NOTE: I am sorry that I have been remiss in maintaining this blog, events over the last year took over my life and demanded attention. I am hopeful that a new normal has been established so that my work-life-chaos balance has stabilized. I will endeavour to post regularly to this blog.

 

For many years some folks have been predicting the demise of social and environmental certification. The reasons for these predictions are many and include:

  • Market confusion caused by too many schemes;
  • Brand owners resistance to having 3rd party logos on their packaging;
  • Failure of 3rd party certification to solve the worlds problems;
  • High cost of certification for primary producers;
  • Failure of a price premium to support improved performance;
  • Failure of 3rd party schemes to really deal with the weakest players;
  • Large northern companies benefiting over smaller and southern producers;
  • etc....

Yes, social and environmental certification has many issues that need to be addressed and is not (and never has been) the silver bullet that will fix all problems.

But there are benefits.

First let's consider the principle strength of 3td party standards. They function within markets and as a result can only effectively be regulated by goverments using tools that regulate trade.

Why does this matter?  Some national goverments have been taking actions to restrict the ability of civil society players to drive change. These actions have included:

  • Restrictions on civil socitey organization raising funds.
  • Restricions on travel by NGO reseachers.
  • Punative audits by governments of charities they do not like.
  • Austerity budgets by governments that undermine social and environmental progress.
  • Active promotion by goverments of projects that undermine rights of individuals and groups as well as those that subsidize environmentally dangerous industrial practices.
  • Restrictions on travel and investment by academic and business professionals from developing countries.
  • Restrictions on students' travel and study in other countries.
  • etc...

These and other actions are designed to weaken the capacity of civil society to challenge inequity, injustice, environmetal degredation and undermine efforts to increase the capacity of civil society to challenge governments, militaries or the ultra-rich.

What can social and enviromental certification bring to the table?
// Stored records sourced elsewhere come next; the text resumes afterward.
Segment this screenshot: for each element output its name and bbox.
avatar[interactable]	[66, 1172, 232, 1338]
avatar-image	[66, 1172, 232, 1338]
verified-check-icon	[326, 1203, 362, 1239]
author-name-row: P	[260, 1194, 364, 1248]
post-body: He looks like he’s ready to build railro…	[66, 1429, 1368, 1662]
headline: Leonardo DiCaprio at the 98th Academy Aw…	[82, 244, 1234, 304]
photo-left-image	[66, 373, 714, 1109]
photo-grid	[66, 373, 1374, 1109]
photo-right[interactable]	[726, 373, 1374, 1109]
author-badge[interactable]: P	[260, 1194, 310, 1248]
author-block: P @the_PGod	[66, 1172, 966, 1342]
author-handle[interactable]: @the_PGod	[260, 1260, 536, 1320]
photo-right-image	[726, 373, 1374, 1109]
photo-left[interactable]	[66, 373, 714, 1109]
First of all, because social and environmental certification is a commercial practice, any efforts designed to restrict it by necessity will also apply to all other forms of certification. Most governments (othe than absolute dictatorships) cannot target one company and ignore all others - the rules that apply to one certification system apply to all. A country cannot, for example outlaw MSC or Fairtrade certiifcation, it would have to ban the use of all foreign standards in their country and that would have a massive impact on their ability to trade internationally. 

The same principle applies to the use of trademarks. If a country outlawed the use of the FSC logo on products all other owners of international brands would become nervous about protecting the value of their brands in that country. Again, international trade could be negatively impacted as international brands would likely reduce investment in the offending country. Why would a brand owner invest in a country that has just oulawed the use of a brand logo?

The close integration of social and environmental standards, certification and labelling with business mean that actions to restrict its use by definition stray into regulation of trade, business and industry.

3rd party social and environmental certification is not the panacea that will solve the worlds problems, but it is a useful tool that can support social change by encouraging business to adapt to a market demand for responsible products and services.

As governments retrench and seek to silence dissenting voices, tools that can bypass these efforts are needed. Social and environmental certification is one of those tools.

As a result we will see more reliance on independent standards in international supply chains to meet the growing consumer demand for responsible products and services.